Even services. People will line up for this stuff. We’d have a waiting list …”

“You are describing a nightmare.”

“And that crematorium you used for the monkeys …”

“Felix …”

“It still works. We could have it fixed up better than new with scrubbers, state of the art … Okay, okay. That’s pushing it.”

“The whole thing is pushing it.”

He calmed down. He said quietly. “Okay. But I think you’re making a big mistake. And remember, old Warwick is on the Board of Governors. And we need everyone on our side if we’re going to keep Wainscott from taking us over and, not incidentally, save your institutional neck.”

He was right about Warwick and the board. I agreed readily enough to that and stretched my imagination to consider his take on Warwick’s proposal. I couldn’t do it. Even if we charged outrageous prices to keep it a dignified arrangement, it would become a circus.

“So fake coins, huh?”

“You’ve seen what the
Bugle
did with this?”

“Nobody takes the
Bugle
seriously. Nobody serious, anyway.” He stood up to go. “Beat them to it. Set up an exhibition using real fakes.”

“Instead of what, counterfeit fakes?”

“Hey, don’t think they don’t exist. Those Lipanov replicas get knocked off all the time.”

It wasn’t a bad idea, but one I had little appetite for right then. I merely looked at him and silently shook my head.

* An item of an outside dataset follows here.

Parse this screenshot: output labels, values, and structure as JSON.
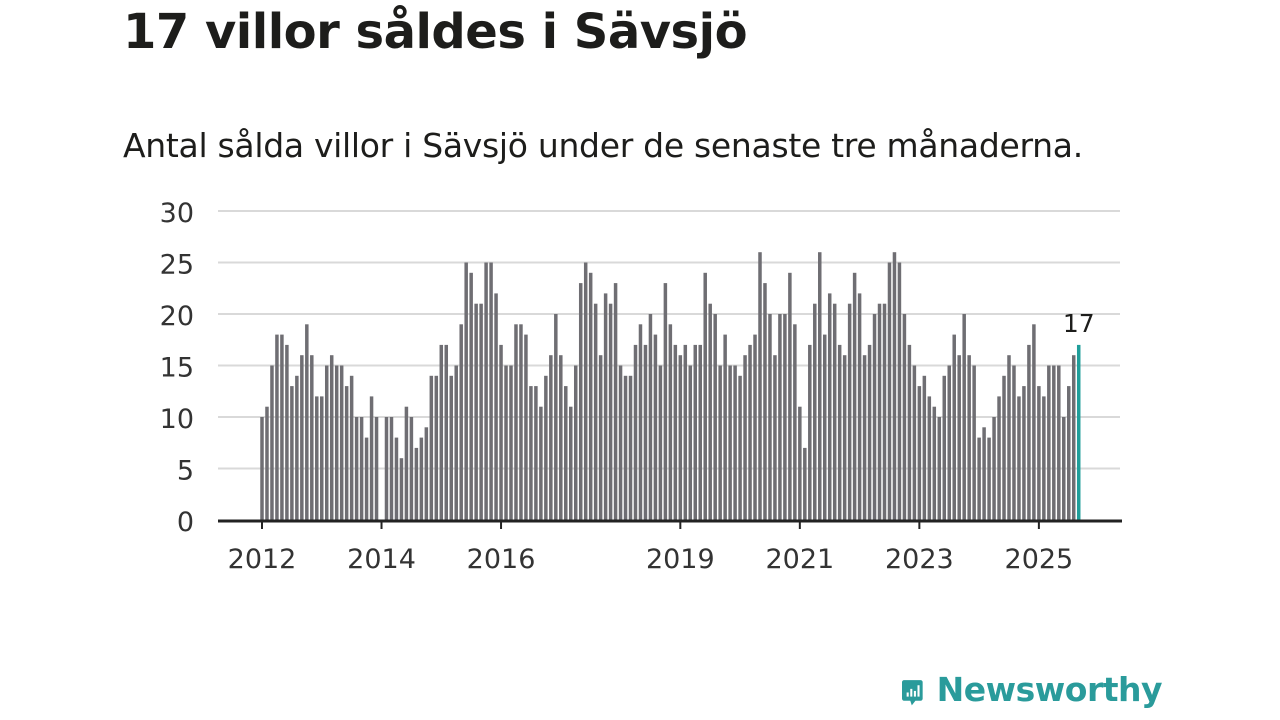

“Cheer up,” he said at the door. “Tonight’s your big night. I’ll see you there.”

•  •  •

It had completely slipped my mind that there was to be a private screening, a premiere so to speak, of the documentary based on Corny Chard’s account of his amputational adventures in South America. The invitation, which had arrived some weeks before, was for drinks, large hors d’oeuvres, and
A Leg to Stand On
at the Seaboard Players’ Little Theater. It’s located in a refurbished waterfront warehouse of some vintage judging from its small size and the eight-by-eight posts and beams they’ve left in place.